Shane erhebt sich vom Bett und greift sich sein Flanell-Hemd, das auf dem Boden liegt. Vor einem Stapel mit CD s zögert er, als ob er sie so nicht zurücklassen könne.
»Geh einfach!«, sage ich mit zusammengebissenen Zähnen. Ich reiße die Schlafzimmertür weit auf, um Shane zu drängen, sich mehr zu beeilen. Gott allein weiß, was mit Menschen passiert, die in Anwesenheit von Vampiren in Ohnmacht fallen.

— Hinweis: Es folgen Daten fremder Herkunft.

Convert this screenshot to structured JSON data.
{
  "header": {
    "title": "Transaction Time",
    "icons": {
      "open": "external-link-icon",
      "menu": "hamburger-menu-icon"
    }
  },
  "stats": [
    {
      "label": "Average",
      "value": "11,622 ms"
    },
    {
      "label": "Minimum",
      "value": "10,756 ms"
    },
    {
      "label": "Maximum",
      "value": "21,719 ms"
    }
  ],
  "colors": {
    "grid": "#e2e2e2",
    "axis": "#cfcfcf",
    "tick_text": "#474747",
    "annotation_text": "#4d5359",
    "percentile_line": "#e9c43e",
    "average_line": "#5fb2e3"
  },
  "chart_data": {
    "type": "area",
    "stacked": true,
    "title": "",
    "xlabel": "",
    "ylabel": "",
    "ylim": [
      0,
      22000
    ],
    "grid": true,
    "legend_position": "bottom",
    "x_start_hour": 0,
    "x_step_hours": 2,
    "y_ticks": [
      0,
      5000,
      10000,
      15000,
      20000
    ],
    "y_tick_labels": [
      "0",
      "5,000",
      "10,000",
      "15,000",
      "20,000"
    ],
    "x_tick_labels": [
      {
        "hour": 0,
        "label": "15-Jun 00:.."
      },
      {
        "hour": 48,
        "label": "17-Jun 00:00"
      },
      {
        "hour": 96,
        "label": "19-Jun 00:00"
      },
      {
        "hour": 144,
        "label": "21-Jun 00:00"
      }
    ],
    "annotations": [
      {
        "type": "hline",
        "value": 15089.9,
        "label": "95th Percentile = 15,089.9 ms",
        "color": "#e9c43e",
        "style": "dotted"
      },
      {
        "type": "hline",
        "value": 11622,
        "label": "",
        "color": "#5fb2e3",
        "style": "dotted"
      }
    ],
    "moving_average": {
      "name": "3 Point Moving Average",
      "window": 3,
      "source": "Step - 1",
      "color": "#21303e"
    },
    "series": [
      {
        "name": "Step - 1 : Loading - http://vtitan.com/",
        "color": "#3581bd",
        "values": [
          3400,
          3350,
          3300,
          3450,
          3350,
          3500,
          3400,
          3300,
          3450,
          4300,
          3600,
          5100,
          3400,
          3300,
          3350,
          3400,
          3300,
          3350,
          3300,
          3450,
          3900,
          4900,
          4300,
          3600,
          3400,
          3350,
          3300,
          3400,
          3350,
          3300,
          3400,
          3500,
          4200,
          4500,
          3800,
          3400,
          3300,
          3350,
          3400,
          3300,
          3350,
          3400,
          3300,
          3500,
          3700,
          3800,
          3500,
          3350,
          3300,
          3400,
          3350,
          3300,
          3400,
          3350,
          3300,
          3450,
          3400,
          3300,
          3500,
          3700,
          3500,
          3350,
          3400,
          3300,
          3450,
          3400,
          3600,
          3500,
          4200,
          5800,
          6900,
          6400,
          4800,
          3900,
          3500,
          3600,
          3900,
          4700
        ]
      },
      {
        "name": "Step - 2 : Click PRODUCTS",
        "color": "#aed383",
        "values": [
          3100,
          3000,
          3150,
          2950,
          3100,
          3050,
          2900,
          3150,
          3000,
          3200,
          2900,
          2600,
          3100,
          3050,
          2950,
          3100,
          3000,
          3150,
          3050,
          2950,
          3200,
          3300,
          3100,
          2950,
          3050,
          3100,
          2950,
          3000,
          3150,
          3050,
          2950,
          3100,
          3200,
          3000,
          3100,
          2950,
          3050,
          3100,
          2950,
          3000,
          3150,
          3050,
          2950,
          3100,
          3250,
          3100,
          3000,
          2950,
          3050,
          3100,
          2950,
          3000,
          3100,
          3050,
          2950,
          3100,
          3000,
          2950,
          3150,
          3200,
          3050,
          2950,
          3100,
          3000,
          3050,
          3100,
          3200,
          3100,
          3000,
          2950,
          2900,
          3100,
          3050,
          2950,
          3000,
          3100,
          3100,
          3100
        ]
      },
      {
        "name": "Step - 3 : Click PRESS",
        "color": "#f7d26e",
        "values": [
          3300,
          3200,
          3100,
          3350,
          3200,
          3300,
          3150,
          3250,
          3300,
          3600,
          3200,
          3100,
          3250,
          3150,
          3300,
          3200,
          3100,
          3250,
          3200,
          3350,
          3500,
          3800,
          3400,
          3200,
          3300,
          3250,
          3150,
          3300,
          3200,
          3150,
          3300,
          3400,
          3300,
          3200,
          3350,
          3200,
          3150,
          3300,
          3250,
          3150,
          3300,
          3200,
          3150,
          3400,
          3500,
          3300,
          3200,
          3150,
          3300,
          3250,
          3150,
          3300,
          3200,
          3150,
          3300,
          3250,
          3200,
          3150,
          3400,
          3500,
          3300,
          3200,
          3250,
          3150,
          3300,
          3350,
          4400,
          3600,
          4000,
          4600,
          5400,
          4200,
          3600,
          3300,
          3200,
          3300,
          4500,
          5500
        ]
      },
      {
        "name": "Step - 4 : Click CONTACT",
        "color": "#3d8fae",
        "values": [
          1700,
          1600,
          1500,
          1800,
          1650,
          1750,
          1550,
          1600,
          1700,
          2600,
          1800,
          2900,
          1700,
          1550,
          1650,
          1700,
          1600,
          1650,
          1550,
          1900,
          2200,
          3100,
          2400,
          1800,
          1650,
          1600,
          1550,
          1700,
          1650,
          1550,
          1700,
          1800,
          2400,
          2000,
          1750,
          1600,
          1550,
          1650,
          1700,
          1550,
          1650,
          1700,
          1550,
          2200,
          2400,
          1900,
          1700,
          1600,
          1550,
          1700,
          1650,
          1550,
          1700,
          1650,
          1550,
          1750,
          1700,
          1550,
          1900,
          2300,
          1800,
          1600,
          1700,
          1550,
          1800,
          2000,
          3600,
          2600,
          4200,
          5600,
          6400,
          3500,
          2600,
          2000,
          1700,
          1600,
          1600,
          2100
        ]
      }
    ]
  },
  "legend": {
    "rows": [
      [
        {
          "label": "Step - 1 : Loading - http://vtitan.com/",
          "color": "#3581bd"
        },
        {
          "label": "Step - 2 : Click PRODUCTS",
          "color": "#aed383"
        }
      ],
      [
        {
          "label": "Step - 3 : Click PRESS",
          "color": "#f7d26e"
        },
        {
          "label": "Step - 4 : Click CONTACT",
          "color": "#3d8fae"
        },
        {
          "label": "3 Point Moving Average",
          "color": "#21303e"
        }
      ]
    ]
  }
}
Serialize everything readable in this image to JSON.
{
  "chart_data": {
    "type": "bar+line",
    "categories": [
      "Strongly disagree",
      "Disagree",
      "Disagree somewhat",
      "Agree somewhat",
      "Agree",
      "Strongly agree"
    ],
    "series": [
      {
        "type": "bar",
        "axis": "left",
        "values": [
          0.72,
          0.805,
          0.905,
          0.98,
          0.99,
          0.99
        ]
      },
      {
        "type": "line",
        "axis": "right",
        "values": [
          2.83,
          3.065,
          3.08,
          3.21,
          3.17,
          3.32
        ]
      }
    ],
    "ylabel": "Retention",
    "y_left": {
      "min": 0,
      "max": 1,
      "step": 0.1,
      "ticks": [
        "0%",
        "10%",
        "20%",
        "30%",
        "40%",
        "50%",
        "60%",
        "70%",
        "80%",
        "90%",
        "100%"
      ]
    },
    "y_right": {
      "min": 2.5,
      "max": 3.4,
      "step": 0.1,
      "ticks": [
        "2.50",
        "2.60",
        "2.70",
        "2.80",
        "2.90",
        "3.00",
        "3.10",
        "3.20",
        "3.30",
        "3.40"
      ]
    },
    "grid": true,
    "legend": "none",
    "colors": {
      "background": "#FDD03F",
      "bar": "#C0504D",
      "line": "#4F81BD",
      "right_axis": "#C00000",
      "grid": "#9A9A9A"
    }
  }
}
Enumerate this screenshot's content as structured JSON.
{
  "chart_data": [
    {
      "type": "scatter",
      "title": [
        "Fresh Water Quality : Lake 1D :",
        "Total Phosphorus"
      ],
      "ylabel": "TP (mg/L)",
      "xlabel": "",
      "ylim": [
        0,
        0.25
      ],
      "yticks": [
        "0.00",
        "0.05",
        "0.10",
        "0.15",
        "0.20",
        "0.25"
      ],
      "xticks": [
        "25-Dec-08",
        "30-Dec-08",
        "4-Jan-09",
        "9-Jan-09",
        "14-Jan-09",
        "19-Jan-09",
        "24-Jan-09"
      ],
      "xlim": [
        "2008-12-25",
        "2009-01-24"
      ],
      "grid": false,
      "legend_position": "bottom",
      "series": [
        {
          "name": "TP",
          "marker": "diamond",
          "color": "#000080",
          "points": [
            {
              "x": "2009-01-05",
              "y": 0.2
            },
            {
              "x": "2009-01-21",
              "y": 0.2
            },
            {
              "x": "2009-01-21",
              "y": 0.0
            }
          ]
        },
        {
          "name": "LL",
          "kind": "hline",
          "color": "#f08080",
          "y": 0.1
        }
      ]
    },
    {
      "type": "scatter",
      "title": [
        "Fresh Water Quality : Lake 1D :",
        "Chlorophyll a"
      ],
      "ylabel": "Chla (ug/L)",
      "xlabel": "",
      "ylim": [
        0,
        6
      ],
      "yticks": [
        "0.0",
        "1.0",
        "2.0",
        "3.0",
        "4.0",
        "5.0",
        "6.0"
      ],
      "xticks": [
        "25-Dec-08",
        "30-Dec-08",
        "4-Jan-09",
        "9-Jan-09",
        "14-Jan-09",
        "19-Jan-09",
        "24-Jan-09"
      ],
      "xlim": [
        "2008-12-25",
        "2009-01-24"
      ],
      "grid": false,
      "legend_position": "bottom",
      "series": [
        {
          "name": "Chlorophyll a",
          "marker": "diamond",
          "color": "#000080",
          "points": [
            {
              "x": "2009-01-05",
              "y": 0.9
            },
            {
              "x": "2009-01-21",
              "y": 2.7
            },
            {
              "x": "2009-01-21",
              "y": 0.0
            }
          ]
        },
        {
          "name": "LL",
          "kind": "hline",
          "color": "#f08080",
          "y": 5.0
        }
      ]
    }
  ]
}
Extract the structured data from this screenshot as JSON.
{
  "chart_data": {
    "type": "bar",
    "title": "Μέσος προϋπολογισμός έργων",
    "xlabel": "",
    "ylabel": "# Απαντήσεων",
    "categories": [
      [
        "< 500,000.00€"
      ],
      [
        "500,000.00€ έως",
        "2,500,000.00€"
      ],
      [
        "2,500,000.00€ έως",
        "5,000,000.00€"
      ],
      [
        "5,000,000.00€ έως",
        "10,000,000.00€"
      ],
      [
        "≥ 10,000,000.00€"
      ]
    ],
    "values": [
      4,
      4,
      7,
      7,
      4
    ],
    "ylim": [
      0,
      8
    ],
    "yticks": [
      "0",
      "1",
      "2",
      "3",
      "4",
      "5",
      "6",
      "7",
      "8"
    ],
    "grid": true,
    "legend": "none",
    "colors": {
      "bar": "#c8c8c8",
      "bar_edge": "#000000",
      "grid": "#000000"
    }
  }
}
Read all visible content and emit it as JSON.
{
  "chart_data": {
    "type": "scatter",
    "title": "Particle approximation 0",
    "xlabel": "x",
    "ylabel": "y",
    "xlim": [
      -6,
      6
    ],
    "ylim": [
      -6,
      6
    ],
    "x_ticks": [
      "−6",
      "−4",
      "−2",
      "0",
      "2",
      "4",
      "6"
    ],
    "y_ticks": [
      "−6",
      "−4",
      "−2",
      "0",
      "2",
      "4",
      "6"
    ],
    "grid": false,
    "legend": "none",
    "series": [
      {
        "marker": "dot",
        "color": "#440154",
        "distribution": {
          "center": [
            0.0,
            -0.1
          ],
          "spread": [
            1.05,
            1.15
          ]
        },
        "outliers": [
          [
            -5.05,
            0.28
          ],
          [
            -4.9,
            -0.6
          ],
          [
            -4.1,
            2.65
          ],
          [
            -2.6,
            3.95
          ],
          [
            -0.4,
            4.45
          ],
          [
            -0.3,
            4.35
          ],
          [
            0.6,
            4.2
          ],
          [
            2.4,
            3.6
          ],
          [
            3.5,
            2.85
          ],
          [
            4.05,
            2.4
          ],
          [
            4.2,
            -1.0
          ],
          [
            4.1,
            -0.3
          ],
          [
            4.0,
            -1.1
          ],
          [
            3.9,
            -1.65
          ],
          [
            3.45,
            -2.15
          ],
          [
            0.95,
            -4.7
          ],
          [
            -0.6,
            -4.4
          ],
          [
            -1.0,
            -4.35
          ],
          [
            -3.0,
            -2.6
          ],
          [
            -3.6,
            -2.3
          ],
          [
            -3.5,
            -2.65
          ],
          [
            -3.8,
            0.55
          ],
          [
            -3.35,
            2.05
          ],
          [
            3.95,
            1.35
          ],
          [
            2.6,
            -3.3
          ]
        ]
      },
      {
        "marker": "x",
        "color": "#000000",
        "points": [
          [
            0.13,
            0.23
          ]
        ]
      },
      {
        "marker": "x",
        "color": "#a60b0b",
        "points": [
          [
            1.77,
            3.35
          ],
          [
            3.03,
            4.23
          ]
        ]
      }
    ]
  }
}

Als er an mir vorbeigeht, bleibt er stehen. Mit eisigem Schrecken frage ich mich, ob er mich jetzt gleich um einen Gutenachtkuss bittet. Stattdessen zieht er ein frisches Taschentuch aus der Tasche und wischt mir sanft über den Bereich zwischen Nase und Oberlippe. Ich bemerke den Blutfleck auf dem Taschentuch, noch ehe Shane es zusammenknüllen und in seiner Faust verbergen kann. Unsere Blicke treffen sich, und ein unangenehmer Schauer läuft mir den Rücken hinunter.
»Verzeih mir bitte!«, sagt Shane.
Ich öffne schon den Mund für eine Erwiderung, aber er unterbricht mich.